Forecasts – An Intelligent Look into the Future
Based on our real-time data, DB Lightgate generates AI-supported forecasts for occupancy development along a journey.
Each time one of our sensors measures the occupancy of a passing train, DB Lightgate predicts the occupancy by car for the next following stations. Therefore, the forecast is always based on the current real-time data and achieves the highest possible quality.
This delivers two main benefits:
- Passengers at the platform receive early information on where to expect available seats on the train.
- Operations gain valuable time windows for decision-making—e.g., targeted dispatching at junctions or activation of additional services.
Our forecast models are based on historical movement patterns, real-time occupancy, and the dynamics of individual lines. They are continuously trained, tested, and refined to enable longer forecast horizons while maintaining high accuracy.
The forecast is so accurate that it seamlessly transitions into real-time data. Each calculated forecast is verified shortly afterward against the measured real-time data. This way, the quality is monitored around the clock.
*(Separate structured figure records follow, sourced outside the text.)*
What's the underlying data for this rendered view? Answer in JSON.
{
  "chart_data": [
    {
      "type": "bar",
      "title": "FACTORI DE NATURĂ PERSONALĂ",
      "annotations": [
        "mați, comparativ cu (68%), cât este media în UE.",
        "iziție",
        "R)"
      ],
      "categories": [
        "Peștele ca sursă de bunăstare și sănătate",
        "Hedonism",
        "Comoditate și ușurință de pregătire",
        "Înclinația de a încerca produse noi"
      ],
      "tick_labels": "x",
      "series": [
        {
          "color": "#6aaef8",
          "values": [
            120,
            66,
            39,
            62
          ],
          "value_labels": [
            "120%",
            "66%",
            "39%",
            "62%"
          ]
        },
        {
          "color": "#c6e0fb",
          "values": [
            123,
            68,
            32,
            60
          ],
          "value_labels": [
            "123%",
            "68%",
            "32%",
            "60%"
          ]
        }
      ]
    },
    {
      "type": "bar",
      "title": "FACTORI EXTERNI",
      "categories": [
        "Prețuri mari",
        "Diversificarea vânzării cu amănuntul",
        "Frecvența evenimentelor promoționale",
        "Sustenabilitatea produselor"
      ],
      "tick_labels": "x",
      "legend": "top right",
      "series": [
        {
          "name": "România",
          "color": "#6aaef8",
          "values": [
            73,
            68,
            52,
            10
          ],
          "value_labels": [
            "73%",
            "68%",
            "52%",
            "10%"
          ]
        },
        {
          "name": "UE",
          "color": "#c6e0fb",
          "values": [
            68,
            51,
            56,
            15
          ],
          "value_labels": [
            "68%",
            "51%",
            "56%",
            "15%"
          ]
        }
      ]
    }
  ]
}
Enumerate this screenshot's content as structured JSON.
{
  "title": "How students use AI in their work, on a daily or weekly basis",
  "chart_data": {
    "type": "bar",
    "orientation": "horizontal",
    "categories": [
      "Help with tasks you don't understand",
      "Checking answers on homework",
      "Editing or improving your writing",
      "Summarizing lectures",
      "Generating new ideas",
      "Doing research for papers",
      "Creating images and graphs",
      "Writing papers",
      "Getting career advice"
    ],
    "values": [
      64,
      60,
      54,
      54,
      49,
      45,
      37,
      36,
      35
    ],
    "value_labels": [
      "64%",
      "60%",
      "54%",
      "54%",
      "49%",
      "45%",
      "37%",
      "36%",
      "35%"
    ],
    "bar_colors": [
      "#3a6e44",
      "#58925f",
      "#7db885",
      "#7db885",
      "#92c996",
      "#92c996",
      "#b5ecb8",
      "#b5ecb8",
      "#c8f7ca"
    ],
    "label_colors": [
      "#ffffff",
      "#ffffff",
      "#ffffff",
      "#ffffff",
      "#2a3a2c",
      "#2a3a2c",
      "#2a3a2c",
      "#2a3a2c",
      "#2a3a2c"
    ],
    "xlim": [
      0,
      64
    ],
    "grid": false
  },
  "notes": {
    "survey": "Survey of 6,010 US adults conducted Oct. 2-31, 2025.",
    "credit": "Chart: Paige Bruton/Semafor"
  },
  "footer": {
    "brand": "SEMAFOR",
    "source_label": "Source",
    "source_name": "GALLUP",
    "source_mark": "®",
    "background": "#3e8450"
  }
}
The forecasting engine calculates the change in occupancy per carriage for the next five stations. The station, the train type, the carriage position, and the time are important variables for the prediction.
Differentiated Models for Different Requirements
Requirements in metropolitan transport differ significantly from regional services. While metro systems are characterized by high frequency and short dwell times, regional transport focuses on line patterns, transfers, and longer travel times. Our models are correspondingly differentiated and modularly expandable.